In Western Christianity, the Epifania [Epiphany], which falls on January 6, celebrates the visit of the magi to the Christ Child and the physical manifestation of Jesus Christ himself to the Gentiles. In Italy the festivity is sometimes called, although imprecisely, the Befana—the name being a linguistic corruption of the word Epifania. According to the tradition, the Befana is a broomstick-riding old woman who brings treats to kids. The Epifania marks the end of the holiday season and the last day of school vacation, and it comes with many customs and traditions. So, let’s hop on our broomsticks and discover all the Befana’s secrets!

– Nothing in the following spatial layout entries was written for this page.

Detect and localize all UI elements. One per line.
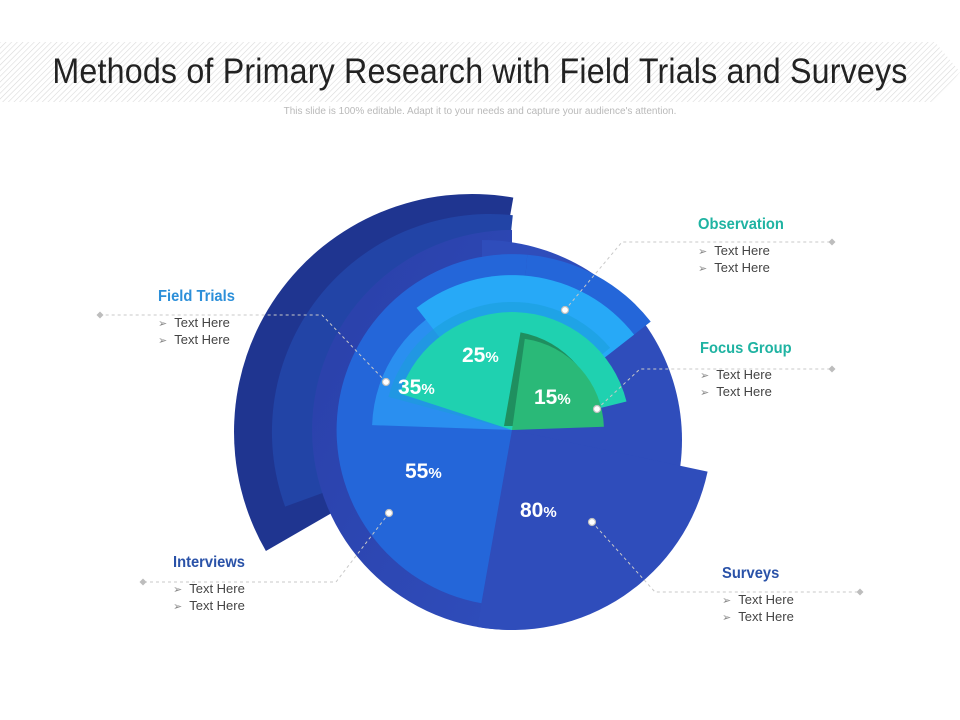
- field-trials-bullet: ➢ Text Here: [158, 315, 230, 330]
- page-subtitle: This slide is 100% editable. Adapt it to…: [283, 106, 677, 117]
- arrow-bullet-icon: ➢: [700, 387, 710, 399]
- connector-diamond: [139, 578, 147, 586]
- label-observation: Observation ➢ Text Here ➢ Text Here: [698, 216, 791, 275]
- arrow-bullet-icon: ➢: [158, 335, 168, 347]
- focus-group-bullet: ➢ Text Here: [700, 384, 772, 399]
- interviews-bullet: ➢ Text Here: [173, 581, 245, 596]
- arrow-bullet-icon: ➢: [173, 584, 183, 596]
- focus-group-bullet: ➢ Text Here: [700, 367, 772, 382]
- arrow-bullet-icon: ➢: [722, 595, 732, 607]
- observation-title: Observation: [698, 216, 784, 233]
- pct-label: 25%: [462, 344, 499, 367]
- pct-label: 55%: [405, 460, 442, 483]
- slice-surveys: [477, 430, 708, 631]
- arrow-bullet-icon: ➢: [158, 318, 168, 330]
- connector-dot: [381, 377, 391, 387]
- connector-dot: [592, 404, 602, 414]
- arrow-bullet-icon: ➢: [722, 612, 732, 624]
- arrow-bullet-icon: ➢: [700, 370, 710, 382]
- connector-diamond: [96, 311, 104, 319]
- focus-group-title: Focus Group: [700, 340, 792, 357]
- surveys-bullet: ➢ Text Here: [722, 592, 794, 607]
- connector-line: [596, 368, 832, 410]
- label-focus-group: Focus Group ➢ Text Here ➢ Text Here: [700, 340, 800, 399]
- connector-dot: [384, 508, 394, 518]
- connector-diamond: [828, 238, 836, 246]
- interviews-title: Interviews: [173, 554, 246, 571]
- connector-dot: [587, 517, 597, 527]
- connector-line: [564, 241, 832, 311]
- connector-diamond: [856, 588, 864, 596]
- pct-label: 15%: [534, 386, 571, 409]
- pct-label: 80%: [520, 499, 557, 522]
- arrow-bullet-icon: ➢: [698, 246, 708, 258]
- surveys-bullet: ➢ Text Here: [722, 609, 794, 624]
- connector-line: [591, 521, 860, 593]
- observation-bullet: ➢ Text Here: [698, 243, 770, 258]
- label-surveys: Surveys ➢ Text Here ➢ Text Here: [722, 565, 794, 624]
- field-trials-title: Field Trials: [158, 288, 235, 305]
- pct-label: 35%: [398, 376, 435, 399]
- observation-bullet: ➢ Text Here: [698, 260, 770, 275]
- interviews-bullet: ➢ Text Here: [173, 598, 245, 613]
- arrow-bullet-icon: ➢: [698, 263, 708, 275]
- surveys-title: Surveys: [722, 565, 780, 582]
- connector-dot: [560, 305, 570, 315]
- arrow-bullet-icon: ➢: [173, 601, 183, 613]
- connector-diamond: [828, 365, 836, 373]
- field-trials-bullet: ➢ Text Here: [158, 332, 230, 347]
- page-title: Methods of Primary Research with Field T…: [52, 52, 908, 91]
- label-field-trials: Field Trials ➢ Text Here ➢ Text Here: [158, 288, 242, 347]
- title-banner: [0, 42, 960, 102]
- connector-line: [100, 314, 387, 383]
- label-interviews: Interviews ➢ Text Here ➢ Text Here: [173, 554, 251, 613]
- slice-focus-inner: [512, 338, 604, 430]
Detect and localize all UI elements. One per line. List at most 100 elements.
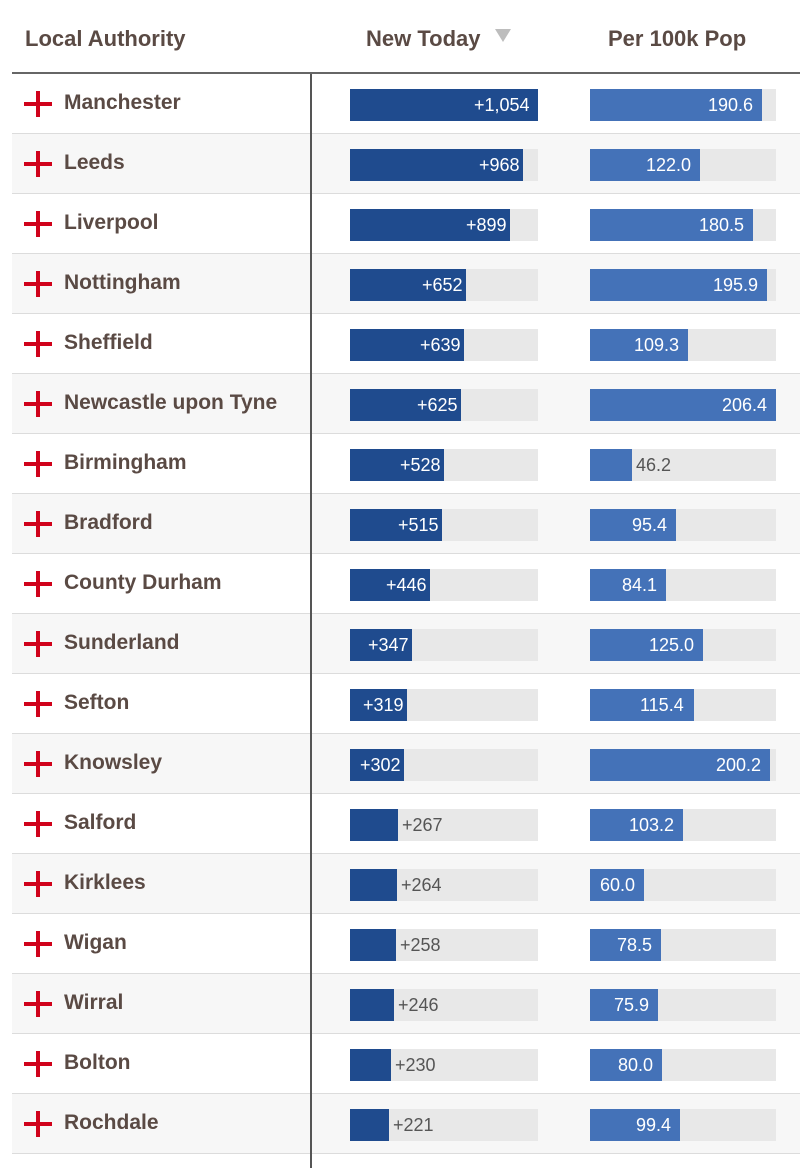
per-bar	[590, 749, 770, 781]
table-row[interactable]: Sunderland +347 125.0	[12, 614, 800, 674]
per-bar	[590, 929, 661, 961]
table-row[interactable]: Sheffield +639 109.3	[12, 314, 800, 374]
new-bar-track: +258	[350, 929, 538, 961]
table-row[interactable]: Salford +267 103.2	[12, 794, 800, 854]
england-flag-icon	[24, 91, 52, 117]
per-bar-track: 206.4	[590, 389, 776, 421]
new-bar-track: +528	[350, 449, 538, 481]
per-bar-track: 200.2	[590, 749, 776, 781]
new-bar	[350, 1049, 391, 1081]
new-bar-track: +446	[350, 569, 538, 601]
new-bar-track: +899	[350, 209, 538, 241]
authority-name: Wirral	[64, 991, 124, 1014]
table-row[interactable]: Bradford +515 95.4	[12, 494, 800, 554]
england-flag-icon	[24, 331, 52, 357]
england-flag-icon	[24, 511, 52, 537]
per-value-label: 46.2	[636, 455, 672, 475]
authority-name: Wigan	[64, 931, 127, 954]
per-bar-track: 60.0	[590, 869, 776, 901]
new-bar	[350, 209, 510, 241]
per-bar-track: 84.1	[590, 569, 776, 601]
table-row[interactable]: Nottingham +652 195.9	[12, 254, 800, 314]
table-row[interactable]: Kirklees +264 60.0	[12, 854, 800, 914]
header-new-today-label: New Today	[366, 26, 481, 51]
new-bar	[350, 89, 538, 121]
england-flag-icon	[24, 451, 52, 477]
england-flag-icon	[24, 151, 52, 177]
england-flag-icon	[24, 571, 52, 597]
per-value-label: 103.2	[629, 815, 675, 835]
new-bar-track: +625	[350, 389, 538, 421]
per-bar-track: 125.0	[590, 629, 776, 661]
england-flag-icon	[24, 391, 52, 417]
england-flag-icon	[24, 1111, 52, 1137]
new-value-label: +515	[398, 515, 439, 535]
new-value-label: +652	[422, 275, 463, 295]
per-value-label: 95.4	[632, 515, 668, 535]
table-row[interactable]: Sefton +319 115.4	[12, 674, 800, 734]
header-per-100k[interactable]: Per 100k Pop	[608, 26, 747, 51]
authority-name: Kirklees	[64, 871, 146, 894]
per-value-label: 84.1	[622, 575, 658, 595]
new-value-label: +230	[395, 1055, 436, 1075]
england-flag-icon	[24, 271, 52, 297]
per-bar-track: 103.2	[590, 809, 776, 841]
table-row[interactable]: Birmingham +528 46.2	[12, 434, 800, 494]
header-new-today[interactable]: New Today	[366, 26, 511, 52]
new-bar-track: +639	[350, 329, 538, 361]
per-bar	[590, 1109, 680, 1141]
per-bar-track: 95.4	[590, 509, 776, 541]
new-bar-track: +267	[350, 809, 538, 841]
authority-name: Salford	[64, 811, 137, 834]
table-row[interactable]: County Durham +446 84.1	[12, 554, 800, 614]
per-bar	[590, 449, 632, 481]
per-bar	[590, 209, 753, 241]
per-value-label: 195.9	[713, 275, 759, 295]
new-bar-track: +302	[350, 749, 538, 781]
new-bar	[350, 749, 404, 781]
table-row[interactable]: Bolton +230 80.0	[12, 1034, 800, 1094]
new-bar	[350, 809, 398, 841]
new-bar-track: +246	[350, 989, 538, 1021]
per-value-label: 190.6	[708, 95, 754, 115]
data-table: Local Authority New Today Per 100k Pop M…	[12, 0, 800, 1154]
new-value-label: +246	[398, 995, 439, 1015]
table-row[interactable]: Newcastle upon Tyne +625 206.4	[12, 374, 800, 434]
per-value-label: 60.0	[600, 875, 636, 895]
per-value-label: 115.4	[640, 695, 684, 715]
table-row[interactable]: Rochdale +221 99.4	[12, 1094, 800, 1154]
new-value-label: +258	[400, 935, 441, 955]
england-flag-icon	[24, 811, 52, 837]
header-local-authority[interactable]: Local Authority	[25, 26, 186, 51]
new-value-label: +899	[466, 215, 507, 235]
england-flag-icon	[24, 931, 52, 957]
new-value-label: +446	[386, 575, 427, 595]
england-flag-icon	[24, 691, 52, 717]
per-value-label: 99.4	[636, 1115, 672, 1135]
england-flag-icon	[24, 751, 52, 777]
new-bar	[350, 329, 464, 361]
per-value-label: 78.5	[617, 935, 653, 955]
per-bar	[590, 389, 776, 421]
new-value-label: +267	[402, 815, 443, 835]
per-bar	[590, 1049, 662, 1081]
table-row[interactable]: Wirral +246 75.9	[12, 974, 800, 1034]
per-bar	[590, 149, 700, 181]
new-bar-track: +230	[350, 1049, 538, 1081]
sort-descending-icon[interactable]	[494, 29, 511, 42]
new-value-label: +347	[368, 635, 409, 655]
table-row[interactable]: Manchester +1,054 190.6	[12, 74, 800, 134]
table-row[interactable]: Wigan +258 78.5	[12, 914, 800, 974]
per-value-label: 200.2	[716, 755, 762, 775]
new-value-label: +221	[393, 1115, 434, 1135]
table-row[interactable]: Liverpool +899 180.5	[12, 194, 800, 254]
authority-name: Manchester	[64, 91, 181, 114]
per-bar	[590, 89, 762, 121]
authority-name: Bradford	[64, 511, 153, 534]
table-row[interactable]: Knowsley +302 200.2	[12, 734, 800, 794]
new-bar-track: +319	[350, 689, 538, 721]
new-bar	[350, 389, 461, 421]
new-value-label: +1,054	[474, 95, 530, 115]
table-row[interactable]: Leeds +968 122.0	[12, 134, 800, 194]
authority-name: Liverpool	[64, 211, 159, 234]
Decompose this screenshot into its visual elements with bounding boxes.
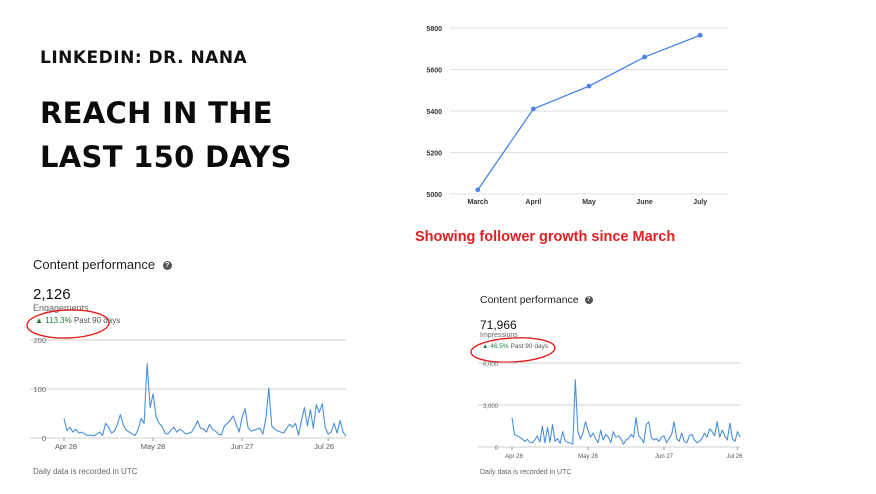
- impressions-total: 71,966: [480, 318, 517, 332]
- content-performance-title-right: Content performance ?: [480, 294, 593, 306]
- trend-up-icon: ▲: [482, 343, 489, 350]
- content-performance-title-text: Content performance: [33, 257, 156, 272]
- x-tick-label: May 28: [141, 442, 166, 451]
- impressions-chart: 0 3,000 6,000 Apr 28 May 28 Jun 27 Jul 26: [478, 362, 743, 460]
- x-tick-label: Jun 27: [231, 442, 254, 451]
- trend-up-icon: ▲: [35, 316, 43, 325]
- utc-note-right: Daily data is recorded in UTC: [480, 469, 572, 476]
- daily-series-line: [63, 362, 347, 437]
- y-tick-label: 5600: [426, 68, 442, 75]
- follower-data-point: [586, 83, 592, 89]
- follower-data-point: [642, 54, 647, 60]
- x-tick-label: Jun 27: [655, 454, 674, 460]
- headline-line-2: LAST 150 DAYS: [40, 140, 292, 174]
- x-tick-label: March: [467, 199, 488, 206]
- y-tick-label: 5800: [426, 26, 442, 33]
- impressions-change-label: Past 90 days: [510, 343, 549, 350]
- y-tick-label: 6,000: [483, 362, 499, 368]
- y-tick-label: 3,000: [483, 404, 499, 410]
- engagements-change-pct: 113.3%: [45, 316, 72, 325]
- x-tick-label: May 28: [578, 454, 598, 460]
- engagements-chart: 0 100 200 Apr 28 May 28 Jun 27 Jul 26: [30, 336, 347, 451]
- follower-series-line: [477, 34, 701, 191]
- follower-growth-caption: Showing follower growth since March: [415, 229, 676, 245]
- impressions-label: Impressions: [480, 332, 518, 339]
- follower-data-point: [475, 187, 481, 193]
- follower-growth-chart: 5000 5200 5400 5600 5800 March April May June Jul…: [426, 26, 728, 206]
- engagements-highlight-circle: [26, 309, 110, 339]
- engagements-trend: ▲ 113.3% Past 90 days: [35, 316, 120, 325]
- impressions-trend: ▲ 46.5% Past 90 days: [482, 343, 548, 350]
- x-tick-label: Jul 26: [726, 454, 743, 460]
- daily-series-line: [511, 379, 741, 445]
- y-tick-label: 200: [33, 336, 46, 345]
- y-tick-label: 5400: [426, 109, 442, 116]
- x-tick-label: Apr 28: [55, 442, 77, 451]
- help-icon[interactable]: ?: [584, 296, 593, 305]
- follower-data-point: [531, 106, 536, 112]
- x-tick-label: June: [636, 199, 652, 206]
- brand-label: LINKEDIN: DR. NANA: [40, 48, 248, 68]
- y-tick-label: 0: [42, 434, 46, 443]
- utc-note-left: Daily data is recorded in UTC: [33, 467, 138, 476]
- x-tick-label: April: [525, 199, 541, 206]
- y-tick-label: 0: [495, 446, 499, 452]
- content-performance-title-left: Content performance ?: [33, 257, 172, 272]
- engagements-label: Engagements: [33, 303, 89, 313]
- headline-line-1: REACH IN THE: [40, 96, 273, 130]
- x-tick-label: Apr 28: [505, 454, 523, 460]
- x-tick-label: July: [693, 199, 707, 206]
- x-tick-label: May: [582, 199, 596, 206]
- y-tick-label: 5000: [426, 192, 442, 199]
- y-tick-label: 100: [33, 385, 46, 394]
- engagements-change-label: Past 90 days: [73, 316, 121, 325]
- x-tick-label: Jul 26: [314, 442, 334, 451]
- follower-data-point: [697, 32, 703, 38]
- impressions-change-pct: 46.5%: [490, 343, 509, 350]
- y-tick-label: 5200: [426, 151, 442, 158]
- engagements-total: 2,126: [33, 286, 71, 303]
- impressions-highlight-circle: [470, 337, 556, 363]
- content-performance-title-text: Content performance: [480, 294, 579, 306]
- help-icon[interactable]: ?: [162, 261, 172, 271]
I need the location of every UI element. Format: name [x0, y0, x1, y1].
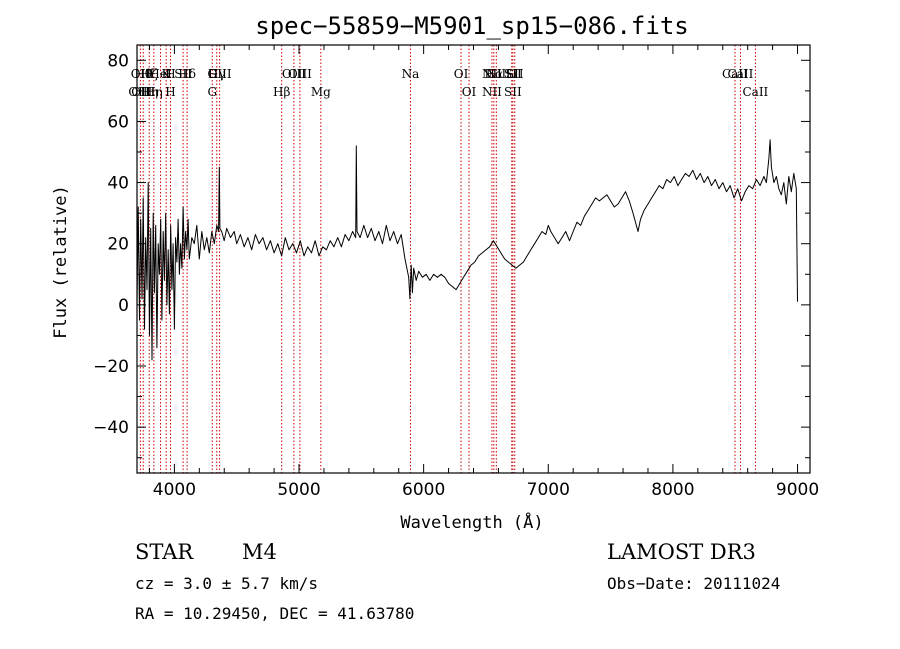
spectral-line-label: OII	[131, 67, 151, 81]
spectral-line-label: OI	[454, 67, 469, 81]
spectral-line-label: Hθ	[134, 67, 152, 81]
x-tick-label: 7000	[527, 480, 570, 500]
y-tick-label: 20	[107, 235, 129, 255]
spectral-line-label: Hδ	[178, 67, 196, 81]
spectral-line-label: CaII	[742, 85, 768, 99]
x-tick-label: 9000	[776, 480, 819, 500]
spectral-line-label: H	[165, 85, 175, 99]
spectral-line-label: G	[207, 85, 217, 99]
y-tick-label: −40	[93, 418, 129, 438]
spectral-line-label: NII	[482, 67, 502, 81]
spectral-line-label: SII	[506, 67, 524, 81]
x-tick-label: 4000	[153, 480, 196, 500]
spectral-line-label: Hζ	[141, 67, 158, 81]
y-tick-label: 0	[118, 296, 129, 316]
plot-frame	[136, 44, 811, 474]
spectral-line-label: OIII	[282, 67, 306, 81]
spectral-line-label: OI	[462, 85, 477, 99]
spectral-line-label: Mg	[311, 85, 331, 99]
spectral-line-label: K	[162, 67, 172, 81]
object-subclass: M4	[242, 540, 277, 564]
spectral-line-label: Hη	[145, 85, 163, 99]
spectral-line-label: OIII	[128, 85, 152, 99]
x-tick-label: 5000	[277, 480, 320, 500]
redshift-cz: cz = 3.0 ± 5.7 km/s	[135, 574, 319, 593]
object-class: STAR	[135, 540, 194, 564]
x-tick-label: 6000	[402, 480, 445, 500]
y-tick-label: 80	[107, 51, 129, 71]
chart-title: spec−55859−M5901_sp15−086.fits	[255, 12, 688, 40]
spectral-line-label: Hβ	[273, 85, 290, 99]
spectral-line-label: G	[207, 67, 217, 81]
spectral-line-label: NII	[482, 85, 502, 99]
spectral-line-label: SII	[504, 67, 522, 81]
spectral-line-label: H	[165, 67, 175, 81]
spectral-line-label: Hα	[485, 67, 504, 81]
spectral-line-label: Li	[506, 67, 518, 81]
x-tick-label: 8000	[651, 480, 694, 500]
spectral-line-label: SII	[504, 85, 522, 99]
spectral-line-label: Na	[402, 67, 420, 81]
y-tick-label: −20	[93, 357, 129, 377]
y-axis-label: Flux (relative)	[51, 185, 71, 339]
spectral-line-label: NII	[486, 67, 506, 81]
spectral-line-label: CaII	[722, 67, 748, 81]
spectral-line-label: OIII	[288, 67, 312, 81]
observation-date: Obs−Date: 20111024	[607, 574, 781, 593]
spectral-line-label: HeI	[149, 67, 172, 81]
coordinates: RA = 10.29450, DEC = 41.63780	[135, 604, 415, 623]
spectral-line-label: Hγ	[208, 67, 226, 81]
survey-name: LAMOST DR3	[607, 540, 756, 564]
spectral-line-label: Hη	[140, 85, 158, 99]
y-tick-label: 60	[107, 112, 129, 132]
x-axis-label: Wavelength (Å)	[400, 511, 543, 533]
spectrum-line	[136, 139, 798, 361]
spectral-line-label: OIII	[208, 67, 232, 81]
spectral-line-label: SII	[174, 67, 192, 81]
y-tick-label: 40	[107, 174, 129, 194]
spectral-line-label: CaII	[728, 67, 754, 81]
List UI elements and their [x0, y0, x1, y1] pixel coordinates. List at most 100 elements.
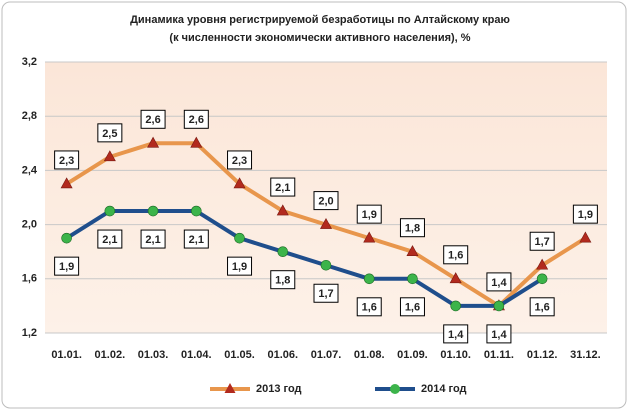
y-tick-label: 2,8	[22, 110, 37, 122]
data-label-box	[399, 218, 425, 238]
marker	[147, 136, 160, 148]
data-label: 2,3	[59, 155, 74, 167]
data-label-box	[529, 231, 555, 251]
data-label: 1,4	[491, 329, 507, 341]
y-tick-label: 3,2	[22, 56, 37, 68]
marker	[103, 150, 116, 162]
data-label-box	[54, 256, 80, 276]
chart-subtitle: (к численности экономически активного на…	[169, 32, 470, 44]
x-tick-label: 31.12.	[570, 349, 601, 361]
data-label: 2,1	[275, 182, 290, 194]
marker	[234, 232, 245, 244]
data-label: 2,6	[145, 114, 160, 126]
x-tick-label: 01.08.	[354, 349, 385, 361]
data-label-box	[140, 109, 166, 129]
x-tick-label: 01.05.	[224, 349, 255, 361]
data-label: 1,7	[535, 236, 550, 248]
data-label: 2,6	[189, 114, 204, 126]
legend-label: 2014 год	[421, 383, 467, 395]
x-tick-label: 01.10.	[440, 349, 471, 361]
data-label-box	[443, 324, 469, 344]
marker	[277, 246, 289, 257]
marker	[61, 232, 72, 244]
marker	[147, 205, 159, 217]
x-tick-label: 01.09.	[397, 349, 428, 361]
y-tick-label: 2,0	[22, 219, 37, 231]
data-label-box	[140, 229, 166, 249]
data-label: 1,8	[275, 275, 290, 287]
data-label: 1,9	[362, 209, 377, 221]
marker	[276, 204, 289, 216]
data-label-box	[313, 191, 339, 211]
data-label: 2,1	[145, 234, 160, 246]
data-label-box	[54, 150, 80, 170]
data-label: 2,1	[189, 234, 204, 246]
marker	[60, 177, 73, 189]
marker	[363, 231, 376, 243]
series-line	[65, 209, 544, 308]
data-label-box	[227, 150, 253, 170]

L’Epifania tutte le feste porta via
The more prosaic meaning of the Epifania is the end of the one-month-long holiday season. In Italy the holiday season starts with the Immacolata Concezione (December 8), continues with la vigilia di Natale (December 24), Natale, S. Stefano (December 26), and Capodanno (January 1), and finishes with the Epifania. L’Epifania tutte le feste porta via (Epiphany brings away all the holidays), as they say. It’s the most bittersweet day for kids: they get treats, but school resumes the next day. As for treats: according to the tradition, kids who behaved well get candies and chocolate; kids who misbehaved get coal. It turns out that the coal is made of sugar, however, so it’s still good, although not the best indulgence for still-very-soft teeth. Anyhow, kids hang their stockings the night before, and the nice, witch-like lady brings them treats overnight.
Origins and (local) traditions
The Befana (meaning the old-lady package of customs) was originally celebrated in a few Italian regions only, but it’s now a nationwide tradition. In some regions, treats are actually brought by i Re Magi, including Sardinia, for instance, where many traditions from the Spanish domination still persist. Pretty much everywhere, hanging stocking is the most popular way to welcome the Befana. In Roma, people traditionally go to Piazza Navona, where the most popular Christmas market takes place. Enjoying the last remnants of festive vibes surrounded by Bernini’s and Borromini’s fountains and statues, after all, fa felici grandi e piccini(makes grown-ups and kids equally happy).
Other local traditions include the Regata in Venice, a rowing regatta race in which athletes, dressed as old witches, row their way through the Venetian canals and whose finish line consists of a huge sock hanging down from ponte di Rialto; the Raduno Nazionale delle Befane e dei Befani—a gathering of people dressed as Befana/o, with a series of awards, the most prestigious being Miss Befana—which takes place close to Parma. Napoli hosts a parade along the seafront and in piazza Plebiscito—one the most beautiful and central locations in the city—a special Befana (a firefighter disguised as such) comes down from the sky to give away treats.
And—of course!—there’s food involved: the fugassa d’la Befan, a focaccia filled with raisins and candied fruits; the cavallucci and befanini, sugar- or sprinkles-coated cookies made in Tuscany; the pastiera campana(from Campania), which is also an Easter tradition—after all, who are we to say no to a pastiera at any given day?; the pepatelli, cookies made with honey, almonds, orange peels, and a pinch of pepper, typical of Southern Italy.
La Befana vien di notte…
From all the above, you can easily tell why the Befana is a very beloved tradition. If coming to Italy to celebrate it is not an option, you can watch a movie! A good choice might be La Befana vien di note, for instance, by Paola Cortellesi, a 2018 movie in which an elementary teacher is, in fact, the real Befana. La Befana vien di notte con le scarpe tutte rotte … is also the first line of a famous nursery rhyme every Italian kid is familiar with. Search for it on the Internet, and maybe try to sing it—any practice opportunity is good practice!